At noon I entered the fair prepared with a stack of antacids and plenty of water, preparing myself for the fried food binge I was about to undertake. Upon immediate entry into the fair, the wafting smell of savory barbecue and sweet delights had my taste buds at attention.

I wanted to jump “whole hog” so to speak into the weird arena, so I went with chocolate covered bacon as my starter for the adventure. Mac’s, which is located on the main street to the right of the entrance, across from Boy Scouts of America stand, had a 10-minute queue for the ice cream treats so I was hopeful for the sweet-savory concoction.

To start, the chocolate-covered bacon was cold and from a fridge (although upon reflection I don’t know another way it could be served), the bacon was cold and soft with a passable chocolate shell. The fatty content of the bacon had sort of gelatinized and that was an unpleasant experience. When I did get a crispy bit, it was indeed savory but overpowered by the sub-par chocolate. After shelling out $5 for this, I was reticent about the rest of the odd food.

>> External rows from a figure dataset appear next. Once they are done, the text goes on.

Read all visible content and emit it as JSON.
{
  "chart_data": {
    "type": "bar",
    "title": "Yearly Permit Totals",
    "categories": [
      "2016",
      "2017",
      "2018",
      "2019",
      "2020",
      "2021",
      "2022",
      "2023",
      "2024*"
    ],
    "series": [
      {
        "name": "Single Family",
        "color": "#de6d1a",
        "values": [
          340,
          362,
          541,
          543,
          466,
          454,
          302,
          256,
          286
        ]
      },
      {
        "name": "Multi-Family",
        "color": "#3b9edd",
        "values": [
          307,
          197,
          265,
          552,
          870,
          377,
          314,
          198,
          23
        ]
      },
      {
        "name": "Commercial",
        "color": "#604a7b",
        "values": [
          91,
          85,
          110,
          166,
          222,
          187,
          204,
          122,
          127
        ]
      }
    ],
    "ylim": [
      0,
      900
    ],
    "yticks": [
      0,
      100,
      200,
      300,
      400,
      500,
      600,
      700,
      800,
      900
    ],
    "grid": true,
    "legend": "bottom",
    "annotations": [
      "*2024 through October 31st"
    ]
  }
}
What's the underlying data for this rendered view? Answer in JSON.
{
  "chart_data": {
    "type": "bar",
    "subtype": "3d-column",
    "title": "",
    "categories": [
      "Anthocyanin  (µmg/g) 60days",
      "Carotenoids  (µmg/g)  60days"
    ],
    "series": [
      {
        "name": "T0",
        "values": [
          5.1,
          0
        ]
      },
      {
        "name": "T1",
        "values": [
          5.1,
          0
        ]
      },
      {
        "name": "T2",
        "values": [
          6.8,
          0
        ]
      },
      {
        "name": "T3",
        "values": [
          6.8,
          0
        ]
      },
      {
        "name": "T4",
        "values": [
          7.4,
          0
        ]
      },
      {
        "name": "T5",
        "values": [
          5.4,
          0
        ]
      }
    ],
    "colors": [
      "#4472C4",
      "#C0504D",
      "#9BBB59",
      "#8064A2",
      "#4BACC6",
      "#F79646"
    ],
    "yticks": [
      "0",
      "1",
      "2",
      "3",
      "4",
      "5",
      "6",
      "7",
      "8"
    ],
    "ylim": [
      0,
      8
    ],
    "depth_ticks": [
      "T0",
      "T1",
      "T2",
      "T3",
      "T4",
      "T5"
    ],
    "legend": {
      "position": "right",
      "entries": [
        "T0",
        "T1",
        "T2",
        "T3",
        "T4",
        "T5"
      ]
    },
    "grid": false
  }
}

So discouraged was I that I had to eat part of a delectable baked potato to regain my confidence about the day. Many fair goers for good reason know the Boys Scouts of America baked potatoes, and it is wonderful how something so simple can be so delicious. Simply a large russet potato wrapped in foil with your choice of toppings (from the likely fair of butter and chives to deep pit barbecue) is available for upwards of $7. At the outset of the fair, the line was already starting to crowd the main drag of the fair. The half of a baked potato I had was moist, buttery and filling. Exactly what I needed to regain my fortitude.

Another simple and filling choice that can feed numerous people is also located on the main street, more toward the agriculture section. Joe’s Fry Shack?!?!?!?!?!  has a chili cheese curly fry that does not disappoint.

Although it is $9.50 for the order, there is an option for seven dollars with no chili or cheese but that would be a travesty to this glorious brick of fries. The sheer spectacle of the pound of curly french fries smothered in warm cheese and chili is worth it. It is quite literally a cinder of potato, orange cheesy   and savory chili goodness. With a little salt and pepper, this easily fed four hungry college students. Its only improvement would have been extra chili and cheese, but I wasn’t willing to fork over another $2.50.

Do not be fooled by the imposter “spiral fries” that are located closer to the east entrance. This is merely a paper plate of curly fries that doesn’t come close to inducing the same reactions as the aforementioned brick of fries.

After proper digestion time, I had a hankering for another sweet indulgence.  To the delight of many, this year fried Twinkies are back. I can assure you, if you like Twinkies you will like this version of them. I also wanted to try something that I hadn’t tried in the sweet category. Deep fried peaches were the order. Acquired on the Midway in the same places that sell the deep fried Twinkies, this treat was a pleasurable one. Peaches, what I think were canned, covered in batter and plopped into golden hot oil, then dusted with cinnamon and sugar, covered in whipped cream. Although the peach to batter ratio was too high, the warm peaches made up for it. It was almost like an instant peach pie. Fresh peaches would have been nice, but I still enjoyed them.

Plenty of options for indulgence are available at the fair. From Greek and Italian food to fried candy bars, you can find something to tickle your taste buds. Be prepared to put out some cash as the price range is ridiculously high ($11.50 for a funnel cake!), but since it comes but once a year most people will be able to manage.